University Of Arizona Professor By Day, Drag Queen By Night, Targets Youth Of All Ages

drag queen
Professor Harris Kornstein by day, Lil Miss Hot Mess by night.

A self-proclaimed multi-talented University of Arizona faculty member, Assistant Professor Harris Kornstein, who boasts of being a drag queen “by night,” aims to reach students of all ages through his brand of queer pedagogy.  While he certainly has his fans and supporters based on reviews from some of his students on Ratemyprofessor.com, not all of his students are comfortable with his methods.

Kornstein, who performs as “Lil Miss Hot Mess”, is a board member for Drag Queen Story Hour, and author of two books targeting the children’s market; The Hips on the Drag Queen Go Swish, Swish, Swish and If You’re a Drag Queen and You Know It.

Kornstein, according to his biography on the University of Arizona’s Department of Public & Applied Humanities website, is “a scholar and artist whose research and art practice focuses on digital culture, surveillance, data and algorithms, media art/activism, visual culture, and queer theory. Their current book project documents queer and trans cultural strategies that mobilize techniques of play, misuse, and obfuscation to counter surveillance capitalism…”

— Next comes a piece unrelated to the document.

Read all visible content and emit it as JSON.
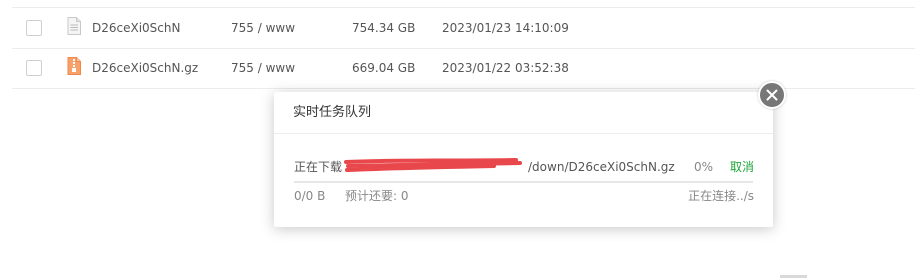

It is his advocacy for performances in drag for minors, and his adherence to “drag pedagogy” which he claims “provides a performative approach to queer pedagogy,” that prompted two of his students, who wish to remain anonymous for fear of retaliation, to reach out to trusted mentors with their concerns.

“Students connected with Republicans United of Arizona have shared a disturbing report from the University of Arizona regarding campus faculty and exploitation. It should no longer surprise anyone hiring standards have declined across public institutions to the point where satanic drag queens are accommodated and considered fit for employment. We would like to know who interviewed Mr. Kornstein when UofA hired him, although we suspect the University will protect and deflect for far-left activists who are hell bent to increase their influence within academia,” Richard Thomas, National Chairman Republicans United LLC, told the Arizona Daily Independent. “ We call on the Arizona Board of Regents to conduct an audit on all hiring procedures to ensure people like Kornstein are issued trespassing citations from schools, not jobs.”

Kornstein frequently complains about “hate” from conservatives, but appeared to enjoy participating in a ceremony in which the Christian faith is mocked by the “Sisters of Perpetual Indulgence.” In that ceremony, he is “sainted’ before performing a “miracle” by mockingly multiplying loaves and fishes.

Kornstein argues that “Drag Queen Story Hour (DQSH) provides a generative extension of queer pedagogy into the world of early childhood education.” Kornstein, along with his co-author Harper B. Keenan, Assistant Professor in the Department of Curriculum and Pedagogy at the University of British Columbia, writes that “Many elements of DQSH are common to early childhood schooling: bright colours, music, art, and imaginative play. There is an adult teacher leading a classroom of young students. What is different, though, is that the teacher is a drag queen. She breaks the limiting stereotype of a teacher: she is loud, extravagant, and playful. She encourages children to think for themselves and even to break the rules. She is the exponential product of Ms. Frizzle and Bob the Drag Queen. She is a queer teacher. To the unimaginative adult (which – sigh – describes most of us), it might seem that the world of drag and the world of children are impossibly distant from one another.”

However, keeping drag queen propaganda and children distant from one another was a big part of why Arizona parents and voters elected conservative Tom Horne to serve as the new Superintendent of Public Instruction this last November.

One of the most popular issues Horne ran on and got elected on was eliminating a link on the Arizona Department of Education’s website for children in search of LGBTQ+ resources, which also helped them to conceal these items from their parents.

Under former Superintendent of Public Instruction Kathy Hoffman’s leadership, the “Q Chat Space” link directed young students, who wondered if they might be LGBTQ+, to chat rooms, usually hosted by members of the LGBTQ+ community. The online chat room provided a “quick escape” feature in case a kid wanted to hide it from their parents.

Horne argued that the “Q Chat Space” was illegal. Horne noted that an Arizona statute prohibits government agencies from encouraging children to hide information from their parents and that the “escape button” was deliberately designed to do just that.

As a result, even though civil libertarians might argue that Kornstein’s academic freedom should be afforded protections, advocates for children and for parental rights say that Arizona’s kids should be protected from the “queer indoctrination” being pushed by Kornstein.